Division of Hepatobiliary and General Surgery, Department of Surgery, Humanitas Research Hospital - IRCCS, Humanitas University, Rozzano, Milan, Italy.
Department of Biomedical Sciences, Humanitas University, Pieve Emanuele, Milan, Italy.
Ann Surg Oncol. 2024 Jul;31(7):4445-4446. doi: 10.1245/s10434-024-15162-7. Epub 2024 Mar 22.

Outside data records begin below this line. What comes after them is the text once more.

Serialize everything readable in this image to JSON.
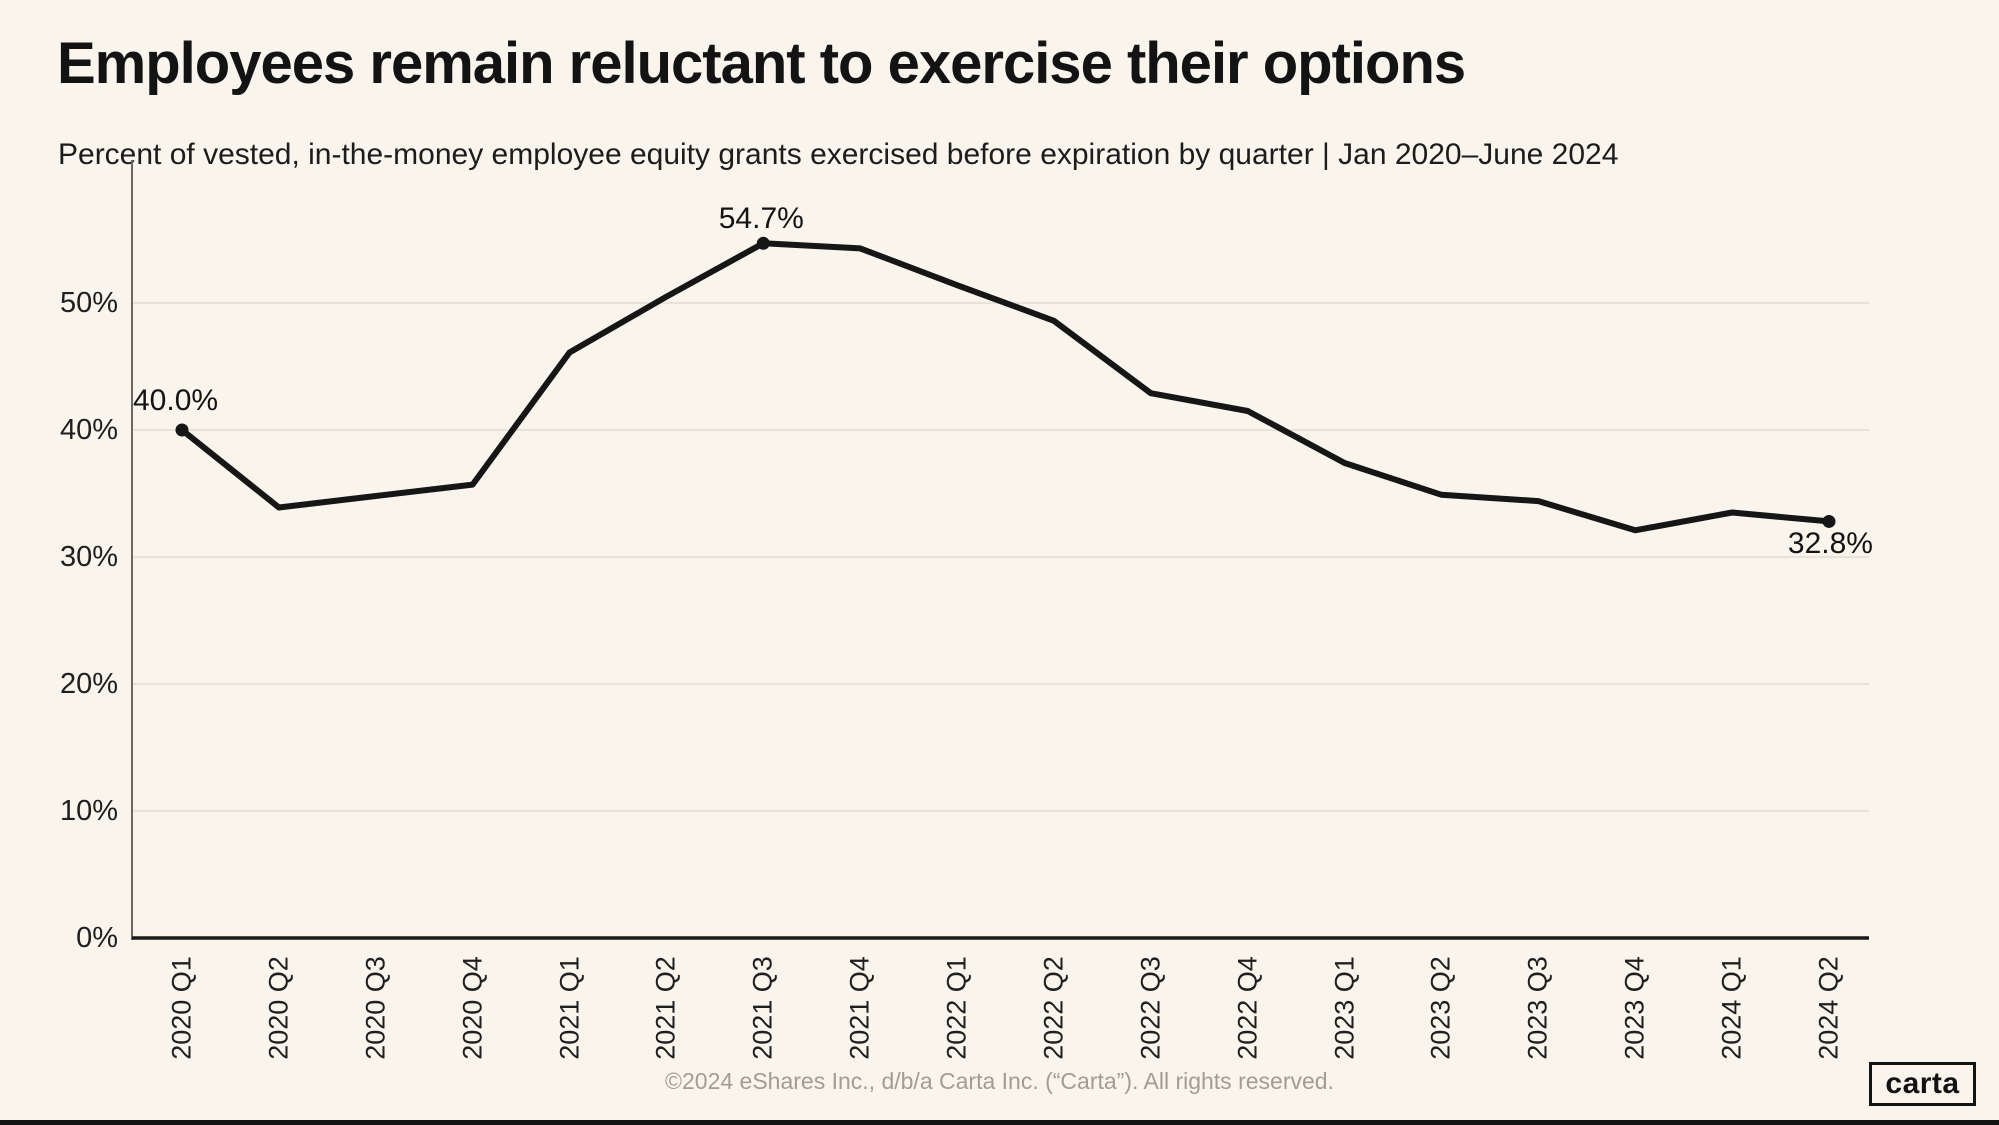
{
  "title": "Employees remain reluctant to exercise their options",
  "subtitle": "Percent of vested, in-the-money employee equity grants exercised before expiration by quarter | Jan 2020–June 2024",
  "footer": "©2024 eShares Inc., d/b/a Carta Inc. (“Carta”). All rights reserved.",
  "logo": {
    "text": "carta"
  },
  "colors": {
    "background": "#f9f4ec",
    "line": "#161616",
    "grid": "#e7e3db",
    "y_axis": "#6b6761",
    "x_axis": "#1a1a1a",
    "text": "#131313",
    "muted_text": "#a29c93"
  },
  "chart_data": {
    "type": "line",
    "categories": [
      "2020 Q1",
      "2020 Q2",
      "2020 Q3",
      "2020 Q4",
      "2021 Q1",
      "2021 Q2",
      "2021 Q3",
      "2021 Q4",
      "2022 Q1",
      "2022 Q2",
      "2022 Q3",
      "2022 Q4",
      "2023 Q1",
      "2023 Q2",
      "2023 Q3",
      "2023 Q4",
      "2024 Q1",
      "2024 Q2"
    ],
    "values": [
      40.0,
      33.9,
      34.8,
      35.7,
      46.1,
      50.5,
      54.7,
      54.3,
      51.4,
      48.6,
      42.9,
      41.5,
      37.4,
      34.9,
      34.4,
      32.1,
      33.5,
      32.8
    ],
    "title": "Employees remain reluctant to exercise their options",
    "xlabel": "",
    "ylabel": "",
    "ylim": [
      0,
      57
    ],
    "yticks": [
      0,
      10,
      20,
      30,
      40,
      50
    ],
    "ytick_suffix": "%",
    "grid": "horizontal",
    "legend": "none",
    "marked_points": [
      {
        "index": 0,
        "label": "40.0%",
        "placement": "above-left"
      },
      {
        "index": 6,
        "label": "54.7%",
        "placement": "above-center"
      },
      {
        "index": 17,
        "label": "32.8%",
        "placement": "below-right"
      }
    ]
  }
}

Minimally invasive anatomical resection (AR) for posterosuperior lesions is technically challenging. The Glissonean approach or puncture technique is generally selected. The tumor-feeding portal pedicle compression AR (C-AR) is an established procedure in open surgery. This technique has benefited from the association with indocyanine green (ICG) fluorescence, used to enhance the anatomical area to be resected. Recently, C-AR via the minimal access approach has been reported. Herein, we report the first cases of laparoscopic and robotic segment 7 (S7) segmentectomy using the ICG-enhanced compression technique.

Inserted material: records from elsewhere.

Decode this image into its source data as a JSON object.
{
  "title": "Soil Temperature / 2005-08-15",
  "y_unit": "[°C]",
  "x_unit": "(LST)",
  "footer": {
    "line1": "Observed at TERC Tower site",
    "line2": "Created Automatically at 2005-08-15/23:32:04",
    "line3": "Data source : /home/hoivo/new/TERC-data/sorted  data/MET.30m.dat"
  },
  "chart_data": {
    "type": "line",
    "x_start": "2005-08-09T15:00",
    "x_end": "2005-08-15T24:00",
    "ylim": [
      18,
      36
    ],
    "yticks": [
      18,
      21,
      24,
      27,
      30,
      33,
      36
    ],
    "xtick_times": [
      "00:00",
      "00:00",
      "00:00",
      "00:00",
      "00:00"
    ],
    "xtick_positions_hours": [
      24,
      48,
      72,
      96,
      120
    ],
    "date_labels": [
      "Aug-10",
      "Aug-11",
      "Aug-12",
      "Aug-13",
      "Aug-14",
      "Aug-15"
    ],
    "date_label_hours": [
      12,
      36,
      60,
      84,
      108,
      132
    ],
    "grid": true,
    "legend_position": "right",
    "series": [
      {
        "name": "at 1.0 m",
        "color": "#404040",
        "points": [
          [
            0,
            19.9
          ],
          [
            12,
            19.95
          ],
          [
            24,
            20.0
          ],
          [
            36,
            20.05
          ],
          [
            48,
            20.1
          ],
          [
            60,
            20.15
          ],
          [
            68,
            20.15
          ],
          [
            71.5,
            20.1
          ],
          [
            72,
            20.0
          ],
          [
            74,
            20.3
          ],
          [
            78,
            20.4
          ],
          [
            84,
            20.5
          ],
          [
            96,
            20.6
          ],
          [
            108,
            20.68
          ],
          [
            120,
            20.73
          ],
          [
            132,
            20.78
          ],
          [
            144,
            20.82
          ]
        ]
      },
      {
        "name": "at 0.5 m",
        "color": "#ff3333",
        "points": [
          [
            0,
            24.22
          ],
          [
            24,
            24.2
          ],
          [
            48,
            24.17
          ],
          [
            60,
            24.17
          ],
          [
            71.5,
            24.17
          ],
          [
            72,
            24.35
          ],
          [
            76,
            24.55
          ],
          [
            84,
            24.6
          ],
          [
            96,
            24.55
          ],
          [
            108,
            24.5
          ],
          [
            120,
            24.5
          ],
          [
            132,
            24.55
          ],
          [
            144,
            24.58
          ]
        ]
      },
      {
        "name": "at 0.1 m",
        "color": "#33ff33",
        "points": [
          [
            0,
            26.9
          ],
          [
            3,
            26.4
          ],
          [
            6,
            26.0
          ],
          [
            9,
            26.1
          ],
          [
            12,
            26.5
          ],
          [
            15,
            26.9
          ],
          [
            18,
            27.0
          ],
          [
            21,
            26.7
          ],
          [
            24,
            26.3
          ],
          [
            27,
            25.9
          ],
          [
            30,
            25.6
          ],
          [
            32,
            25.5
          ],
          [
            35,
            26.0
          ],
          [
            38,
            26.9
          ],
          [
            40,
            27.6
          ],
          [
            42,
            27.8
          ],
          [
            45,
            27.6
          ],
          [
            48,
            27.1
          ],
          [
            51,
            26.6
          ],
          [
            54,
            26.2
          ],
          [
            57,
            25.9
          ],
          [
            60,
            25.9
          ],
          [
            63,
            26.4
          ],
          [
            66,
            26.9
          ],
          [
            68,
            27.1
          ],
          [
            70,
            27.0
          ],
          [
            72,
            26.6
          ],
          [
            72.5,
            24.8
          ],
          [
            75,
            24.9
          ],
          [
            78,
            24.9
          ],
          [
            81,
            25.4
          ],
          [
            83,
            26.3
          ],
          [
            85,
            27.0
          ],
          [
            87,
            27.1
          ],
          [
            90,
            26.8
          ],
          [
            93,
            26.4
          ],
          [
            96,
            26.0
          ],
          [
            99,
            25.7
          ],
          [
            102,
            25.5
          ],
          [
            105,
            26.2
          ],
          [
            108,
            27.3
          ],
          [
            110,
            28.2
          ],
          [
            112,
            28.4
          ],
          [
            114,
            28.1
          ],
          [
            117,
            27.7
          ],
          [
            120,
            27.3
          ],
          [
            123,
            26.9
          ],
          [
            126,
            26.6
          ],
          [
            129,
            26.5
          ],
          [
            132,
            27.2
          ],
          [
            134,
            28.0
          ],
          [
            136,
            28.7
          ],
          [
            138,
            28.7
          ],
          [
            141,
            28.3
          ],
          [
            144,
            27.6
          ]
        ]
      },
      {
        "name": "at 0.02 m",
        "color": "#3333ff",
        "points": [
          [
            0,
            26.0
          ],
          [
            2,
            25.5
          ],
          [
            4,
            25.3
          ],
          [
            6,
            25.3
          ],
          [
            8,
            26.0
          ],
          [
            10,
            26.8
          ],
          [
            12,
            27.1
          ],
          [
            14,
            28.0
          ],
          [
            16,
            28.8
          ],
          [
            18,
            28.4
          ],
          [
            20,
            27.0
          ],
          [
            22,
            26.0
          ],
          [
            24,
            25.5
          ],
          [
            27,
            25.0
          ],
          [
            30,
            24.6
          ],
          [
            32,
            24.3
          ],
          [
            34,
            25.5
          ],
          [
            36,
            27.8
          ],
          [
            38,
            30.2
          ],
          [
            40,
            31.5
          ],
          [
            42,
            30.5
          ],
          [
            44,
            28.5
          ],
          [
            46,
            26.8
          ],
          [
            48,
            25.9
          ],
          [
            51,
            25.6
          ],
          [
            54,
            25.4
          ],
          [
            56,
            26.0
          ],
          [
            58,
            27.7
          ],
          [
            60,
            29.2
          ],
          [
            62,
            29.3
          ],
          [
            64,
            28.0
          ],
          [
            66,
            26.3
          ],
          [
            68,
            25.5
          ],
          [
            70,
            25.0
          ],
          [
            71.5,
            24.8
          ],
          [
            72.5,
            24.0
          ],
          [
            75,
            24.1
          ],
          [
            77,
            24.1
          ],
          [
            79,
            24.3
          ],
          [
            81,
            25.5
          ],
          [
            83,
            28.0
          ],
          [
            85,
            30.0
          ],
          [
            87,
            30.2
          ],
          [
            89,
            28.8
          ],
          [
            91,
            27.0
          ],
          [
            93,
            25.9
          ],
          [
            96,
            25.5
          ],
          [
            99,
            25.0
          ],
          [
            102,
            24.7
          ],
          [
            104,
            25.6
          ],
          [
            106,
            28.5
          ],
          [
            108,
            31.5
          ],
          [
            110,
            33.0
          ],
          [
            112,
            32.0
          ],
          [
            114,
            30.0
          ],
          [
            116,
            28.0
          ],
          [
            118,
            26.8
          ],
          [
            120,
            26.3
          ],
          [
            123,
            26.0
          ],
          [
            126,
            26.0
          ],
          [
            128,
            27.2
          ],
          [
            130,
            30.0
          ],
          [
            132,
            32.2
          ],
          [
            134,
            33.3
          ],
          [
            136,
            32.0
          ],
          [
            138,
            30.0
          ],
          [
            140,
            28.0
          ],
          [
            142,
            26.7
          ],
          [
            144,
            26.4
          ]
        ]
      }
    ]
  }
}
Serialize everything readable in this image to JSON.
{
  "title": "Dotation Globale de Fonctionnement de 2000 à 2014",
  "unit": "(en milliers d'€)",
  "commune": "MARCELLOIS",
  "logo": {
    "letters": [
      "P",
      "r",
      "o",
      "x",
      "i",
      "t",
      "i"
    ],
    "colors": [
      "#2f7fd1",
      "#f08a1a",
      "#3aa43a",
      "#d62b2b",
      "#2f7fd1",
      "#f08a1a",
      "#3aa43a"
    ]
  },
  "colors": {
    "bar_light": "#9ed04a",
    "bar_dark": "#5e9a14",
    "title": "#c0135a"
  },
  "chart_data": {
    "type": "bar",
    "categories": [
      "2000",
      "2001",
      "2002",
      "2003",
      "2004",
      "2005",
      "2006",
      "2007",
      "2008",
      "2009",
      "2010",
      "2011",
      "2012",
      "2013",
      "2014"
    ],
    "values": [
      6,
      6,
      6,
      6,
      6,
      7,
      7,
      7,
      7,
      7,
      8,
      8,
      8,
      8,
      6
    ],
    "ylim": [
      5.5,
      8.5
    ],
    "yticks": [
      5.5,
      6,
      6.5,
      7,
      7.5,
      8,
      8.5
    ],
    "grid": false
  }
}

Two cases of CHILD-class A hepatocellular carcinoma (HCC) in segment 7 with a liver stiffness less than 7 kPa treated by laparoscopic and robotic anatomical S7 segmentectomies were reported. Using the intraoperative ultrasound (IOUS), the tumor-bearing portal pedicle and the level targeted for compression were identified. The right hemiliver was adequately mobilized to allow handling of the organ during dissection. Using the grasper and the probe itself, the S7 Glissonean pedicle was transparenchymally compressed under real-time IOUS control. To further enhance the visibility of the discolored S7, ICG was administered intravenously, obtaining the compressed area to be resected as a non-stained one. Dissection was performed under intermittent Pringle maneuver up to exposing the right hepatic vein, dividing the Glissonean pedicle to segment 7 and then completing the resection.

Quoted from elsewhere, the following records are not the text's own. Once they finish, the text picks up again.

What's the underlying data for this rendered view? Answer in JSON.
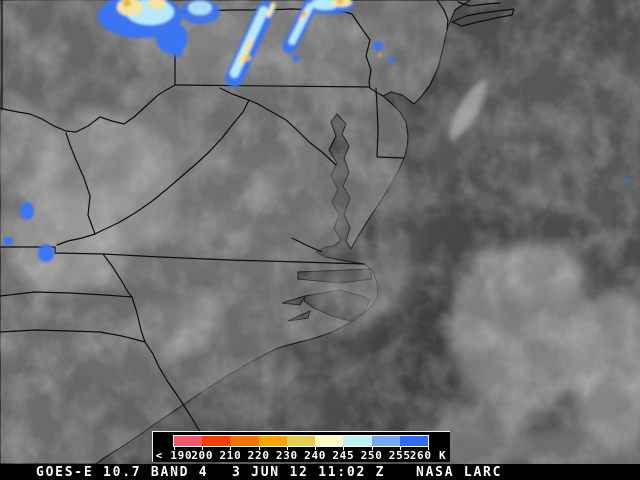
{
  "status": {
    "product": "GOES-E 10.7 BAND 4",
    "datetime": "3 JUN 12 11:02 Z",
    "credit": "NASA LARC"
  },
  "colorbar": {
    "unit": "K",
    "labels": [
      "< 190",
      "200",
      "210",
      "220",
      "230",
      "240",
      "245",
      "250",
      "255",
      "260 K"
    ],
    "segments": [
      {
        "range": "< 190",
        "color": "#f4566a"
      },
      {
        "range": "190-200",
        "color": "#f53d00"
      },
      {
        "range": "200-210",
        "color": "#f57400"
      },
      {
        "range": "210-220",
        "color": "#fba300"
      },
      {
        "range": "220-230",
        "color": "#e2ce4c"
      },
      {
        "range": "230-240",
        "color": "#fbf9c4"
      },
      {
        "range": "240-245",
        "color": "#beeff3"
      },
      {
        "range": "245-250",
        "color": "#72a9f2"
      },
      {
        "range": "250-255",
        "color": "#2e6cf5"
      }
    ]
  },
  "palette": {
    "ocean_gray": "#4c4c4c",
    "land_gray": "#6e6e6e",
    "bright_cloud_gray": "#9a9a9a",
    "enhancement_blue": "#3b74f2",
    "enhancement_cyan": "#b6eafb",
    "enhancement_pale_yellow": "#f4e3a2",
    "enhancement_gold": "#e2b93e",
    "border_line": "#0d0d0d",
    "text_white": "#ffffff"
  }
}
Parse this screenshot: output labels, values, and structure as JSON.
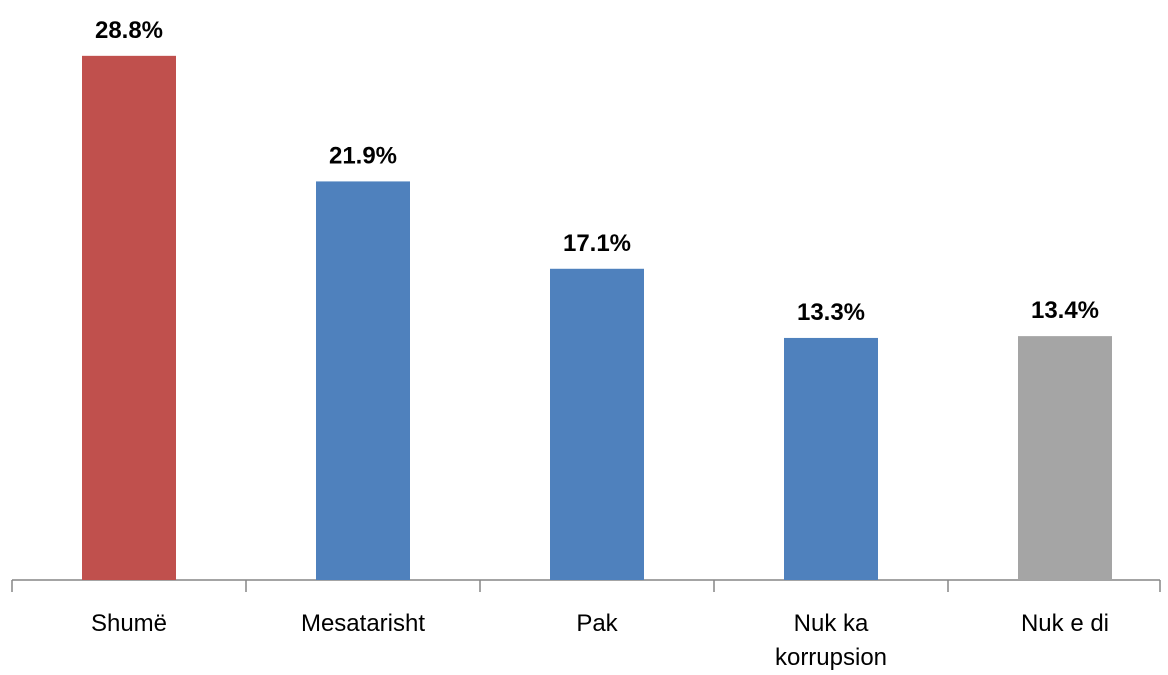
{
  "chart_data": {
    "type": "bar",
    "categories": [
      "Shumë",
      "Mesatarisht",
      "Pak",
      "Nuk ka korrupsion",
      "Nuk e di"
    ],
    "values": [
      28.8,
      21.9,
      17.1,
      13.3,
      13.4
    ],
    "value_labels": [
      "28.8%",
      "21.9%",
      "17.1%",
      "13.3%",
      "13.4%"
    ],
    "colors": [
      "#c0504d",
      "#4f81bd",
      "#4f81bd",
      "#4f81bd",
      "#a5a5a5"
    ],
    "ylim": [
      0,
      30
    ]
  }
}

Pathologic findings demonstrated a 4.9 cm and 7.3 cm HCC with a R0-resection margin (> 1 cm in both). Postoperative complications were nil. The patients were discharged 6 days after surgery.
This preliminary experience shows that the C-AR is a feasible and reliable technique in laparoscopic and robotic approach for posterosuperior lesions. Further studies are needed to investigate its applicability and standardization.
对于后上病变,微创解剖性切除术 (AR) 具有一定的技术挑战性。通常选择 Glisson 入路或穿刺技术。肿瘤供养门静脉蒂压迫 AR (C-AR) 是开放手术中已确立的术式。该技术得益于与吲哚菁绿 (ICG) 荧光的联合应用,可增强待切除的解剖区域。最近,微创入路的 C-AR 已被报道。本文报告首例采用 ICG 增强压缩技术的腹腔镜和机器人第 7 段 (S7) 节段切除术。
报告 2 例 CHILD 分级 A 肝癌 (HCC) 位于第 7 段,肝脏硬度小于 7kPa,行腹腔镜和机器人解剖性 S7 节段切除术。术中超声 (IOUS) 识别肿瘤所在的门静脉蒂和拟压迫的平面。充分游离右半肝,便于在解剖过程中处理肝脏。采用抓钳和探头本身,在实时 IOUS 控制下,对 S7 门腔静脉蒂进行透明隔压缩。为了进一步增强 S7 染色区域的可视性,静脉内给予 ICG,获得未染色的拟切除区域。间歇性阻断肝门直至显露右肝静脉,离断 S7 段 Glisson 蒂,完成切除。
病理检查显示 2 例 HCC 分别为 4.9cm 和 7.3cm,切缘均为 R0(均>1cm)。术后无并发症。患者术后 6 天出院。
初步经验表明,C-AR 是后上病变腹腔镜和机器人入路的一种可行且可靠的技术。需要进一步研究以评估其适用性和标准化。